Federal agencies like the U.S. Department of the Interior, Bureau of Land Management (BLM), are obligated to protect the full array of resources and values on managed lands. Increasingly, stakeholders request that the agencies develop rigorous, comprehensive long-term monitoring programs. The BLM has committed to such monitoring as part of its new Solar Energy Program. Argonne assists in the development of effective monitoring programs to protect land resources while preventing unnecessary or ineffective restrictions to utility-scale solar energy development.
Changes in water regimes affect various natural resources in arid environments. Knowledge about ephemeral streams is vital for understanding the hydrologic cycle, local ecosystems, and water availability for human use. Remote sensing methods based on digital elevation models (DEMs) have been applied widely for mapping drainages. Existing methods, however, are inadequate for dry ephemeral streams, with their complex networks, lack of flow, and small topographic gradient in the landscape. Thus, a new method is needed for reliably mapping detailed channel networks and studying the dynamics of arid land hydrology.
The Argonne algorithm couples desert landscape features and structures associated with surface hydrology to extract ephemeral channel networks in arid environments. The algorithm was developed for Palo Verde Mesa in Riverside County, California, an area in the BLMs Riverside East Solar Energy Zone. Argonne is coordinating its research on applications of remote sensing methods with the BLMs efforts to develop a long-term monitoring and adaptive management strategy for this zone.
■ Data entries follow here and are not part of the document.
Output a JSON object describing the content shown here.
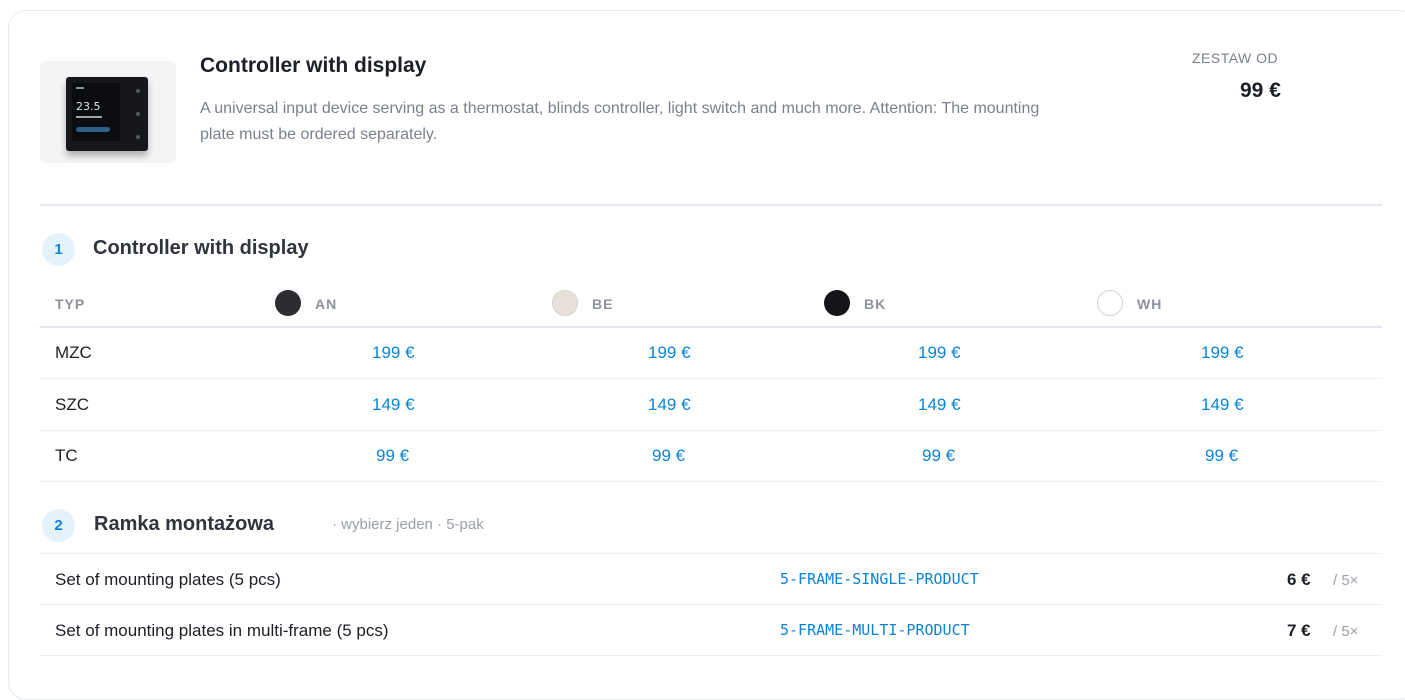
{
  "product": {
    "title": "Controller with display",
    "description": "A universal input device serving as a thermostat, blinds controller, light switch and much more. Attention: The mounting plate must be ordered separately.",
    "from_label": "ZESTAW OD",
    "from_price": "99 €",
    "thumbnail_temp": "23.5"
  },
  "section1": {
    "number": "1",
    "title": "Controller with display",
    "type_header": "TYP",
    "colors": [
      {
        "code": "AN",
        "swatch": "#2b2d31"
      },
      {
        "code": "BE",
        "swatch": "#e7e1da"
      },
      {
        "code": "BK",
        "swatch": "#141518"
      },
      {
        "code": "WH",
        "swatch": "#ffffff"
      }
    ],
    "rows": [
      {
        "type": "MZC",
        "prices": [
          "199 €",
          "199 €",
          "199 €",
          "199 €"
        ]
      },
      {
        "type": "SZC",
        "prices": [
          "149 €",
          "149 €",
          "149 €",
          "149 €"
        ]
      },
      {
        "type": "TC",
        "prices": [
          "99 €",
          "99 €",
          "99 €",
          "99 €"
        ]
      }
    ]
  },
  "section2": {
    "number": "2",
    "title": "Ramka montażowa",
    "subtitle": "· wybierz jeden · 5-pak",
    "items": [
      {
        "name": "Set of mounting plates (5 pcs)",
        "sku": "5-FRAME-SINGLE-PRODUCT",
        "price": "6 €",
        "qty": "/ 5×"
      },
      {
        "name": "Set of mounting plates in multi-frame (5 pcs)",
        "sku": "5-FRAME-MULTI-PRODUCT",
        "price": "7 €",
        "qty": "/ 5×"
      }
    ]
  },
  "colors": {
    "accent": "#0a84d8",
    "badge_bg": "#e4f2fc",
    "muted_text": "#7b818c"
  }
}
In November 2012, Argonne collected 1,527 frames of multispectral aerial images at 15-cm resolution from 1,350 m above ground level and created a seamless image mosaic. Information about vegetation occurrence and density, as well as surface brightness and its spatial heterogeneity, was gathered from expert knowledge and field observations. The information was incorporated into the feature extraction algorithm by using a series of spectral transformations and spatial statistical operations.
Argonnes knowledge-based feature extraction algorithm identifies well-defined single channels, complex braided streams, and small tributaries across desert landscape and creates a map of ephemeral stream networks considerably more detailed than the U.S. Geological Surveys National Hydrography Dataset. The transferable algorithm is applicable for mapping dry stream channels in other physiognomically comparable desert regions. Thus, the algorithm could help to advance hydrologic modeling and facilitate the development of cost-effective monitoring strategies for water resource management in desert regions.
Argonne is currently using a new dataset collected in January 2014 to test the effectiveness of the algorithm for detecting and quantifying changes in ephemeral stream networks. Future work will focus on prioritizing hydrologic features that require protection on the basis of functionality, then developing an integrative remote sensing methodology that considers multiple land resources for cost-effective environmental monitoring.
The Argonne team is currently seeking new partnerships with developers who can facilitate speedy, smart utility-scale solar energy development by strategically integrating cost-effective monitoring into real-world energy projects.